The Shift in Understanding Irritable Bowel Syndrome
For decades, irritable bowel syndrome (IBS) was thought to be solely a gut disorder, focused on abnormal contractions or motility. Over time, research revealed that IBS is best understood as a disorder of altered brain-gut interactions, not just a gut problem. This new perspective has changed both how the condition is studied and how it is treated, reflecting the complex communication between mind and body.
“This was considered a gut disease. People involved in this were absolutely convinced it’s an abnormality of gut contractions or motility, but in the long term, this was a big battle to accept this new model of basically saying this is a disorder of altered brain-gut interactions. It’s not a gut disease.”
Ultra-Processed Foods and the Modern Microbiome Mismatch
Modern diets filled with ultra-processed foods have disrupted the long-evolved partnership between humans and their gut microbes. Unlike the plant-based, minimally processed diets of our ancestors, today’s foods are often designed to be addictive and are loaded with salt, sugar, and fat.

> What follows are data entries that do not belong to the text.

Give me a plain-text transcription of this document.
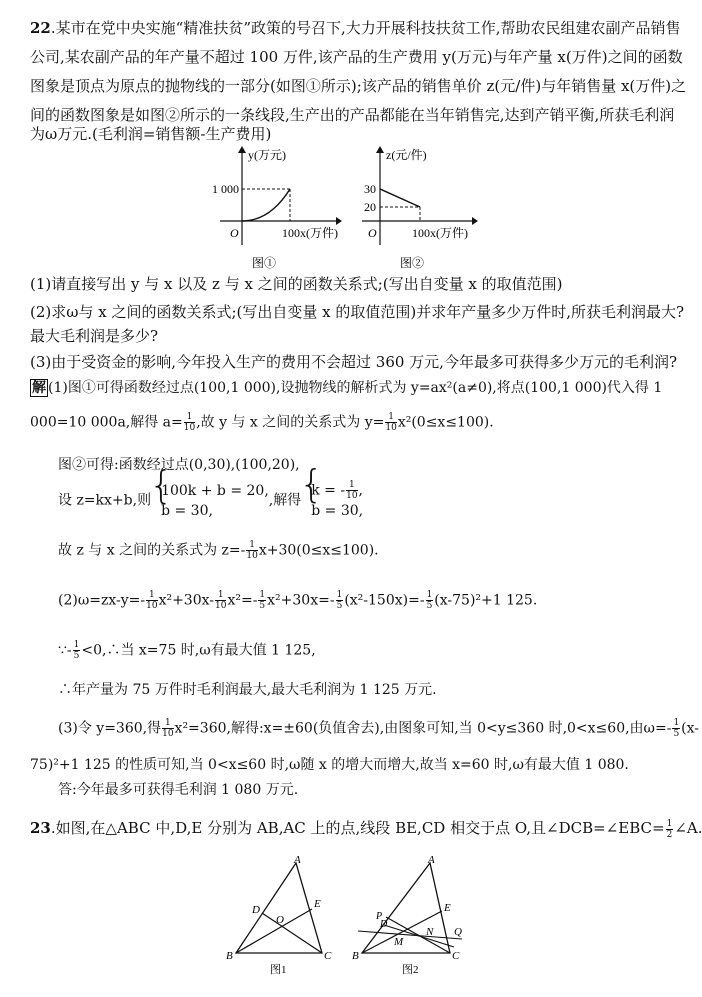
22.某市在党中央实施“精准扶贫”政策的号召下,大力开展科技扶贫工作,帮助农民组建农副产品销售
公司,某农副产品的年产量不超过 100 万件,该产品的生产费用 y(万元)与年产量 x(万件)之间的函数
图象是顶点为原点的抛物线的一部分(如图①所示);该产品的销售单价 z(元/件)与年销售量 x(万件)之
间的函数图象是如图②所示的一条线段,生产出的产品都能在当年销售完,达到产销平衡,所获毛利润
为ω万元.(毛利润=销售额-生产费用)
y(万元)
1 000
O	100 x(万件)
图①
z(元/件)
30
20
O	100 x(万件)
图②
(1)请直接写出 y 与 x 以及 z 与 x 之间的函数关系式;(写出自变量 x 的取值范围)
(2)求ω与 x 之间的函数关系式;(写出自变量 x 的取值范围)并求年产量多少万件时,所获毛利润最大?
最大毛利润是多少?
(3)由于受资金的影响,今年投入生产的费用不会超过 360 万元,今年最多可获得多少万元的毛利润?
解 (1)图①可得函数经过点(100,1 000),设抛物线的解析式为 y=ax²(a≠0),将点(100,1 000)代入得 1
000=10 000a,解得 $a= \frac{1}{10}$ ,故 y 与 x 之间的关系式为 $y= \frac{1}{10} x^2(0\le x\le 100)$.
图②可得:函数经过点(0,30),(100,20),
设 z=kx+b,则
{ 100k + b = 20,
b = 30,
,解得
{ k = - $\frac{1}{10}$ ,
b = 30,
故 z 与 x 之间的关系式为 $z=- \frac{1}{10} x+30(0\le x\le 100)$.
$(2)\omega=zx-y=- \frac{1}{10} x^2+30x- \frac{1}{10} x^2=- \frac{1}{5} x^2+30x=- \frac{1}{5} (x^2-150x)=- \frac{1}{5} (x-75)^2+1$ 125.
∵- $\frac{1}{5}$ <0,∴当 x=75 时,ω有最大值 1 125,
∴年产量为 75 万件时毛利润最大,最大毛利润为 1 125 万元.
(3)令 y=360,得 $\frac{1}{10} x^2=360$,解得:x=±60(负值舍去),由图象可知,当 0<y≤360 时,0<x≤60,由$\omega=- \frac{1}{5} (x-$
75)²+1 125 的性质可知,当 0<x≤60 时,ω随 x 的增大而增大,故当 x=60 时,ω有最大值 1 080.
答:今年最多可获得毛利润 1 080 万元.
23.如图,在△ABC 中,D,E 分别为 AB,AC 上的点,线段 BE,CD 相交于点 O,且∠DCB=∠EBC= $\frac{1}{2}$ ∠A.
A
D	E
O
B	C
图1
A
P
D
E
M
N Q
B	C
图2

This mismatch between our biology and modern eating habits can weaken the gut microbiome and contribute to chronic disease.
“This symbiosis has evolved and is optimized for the interaction of our gut and microbiome with natural foods. What has happened now in the last hundred years? Obviously, an explosion of chemicals and processes that are applied to our food. The main driving force behind it is not so much preservation, but really to make people hooked on these foods.”
The Future of Microbiome Research and Bioengineered Probiotics
bioengineered probiotics. These beneficial microbes can be designed to deliver specific effects, such as homing in on inflammation or breaking down harmful substances like microplastics. While this approach holds promise for treating diseases, it also raises questions about the risks of altering ancient biological systems.
“The idea is that microbes are perfect vehicles to carry a target or a cargo to a particular target. You can reprogram them so they actually hone in on the inflammation. This approach has been tested in mouse models and pig models and is now going into first-phase clinical trials.”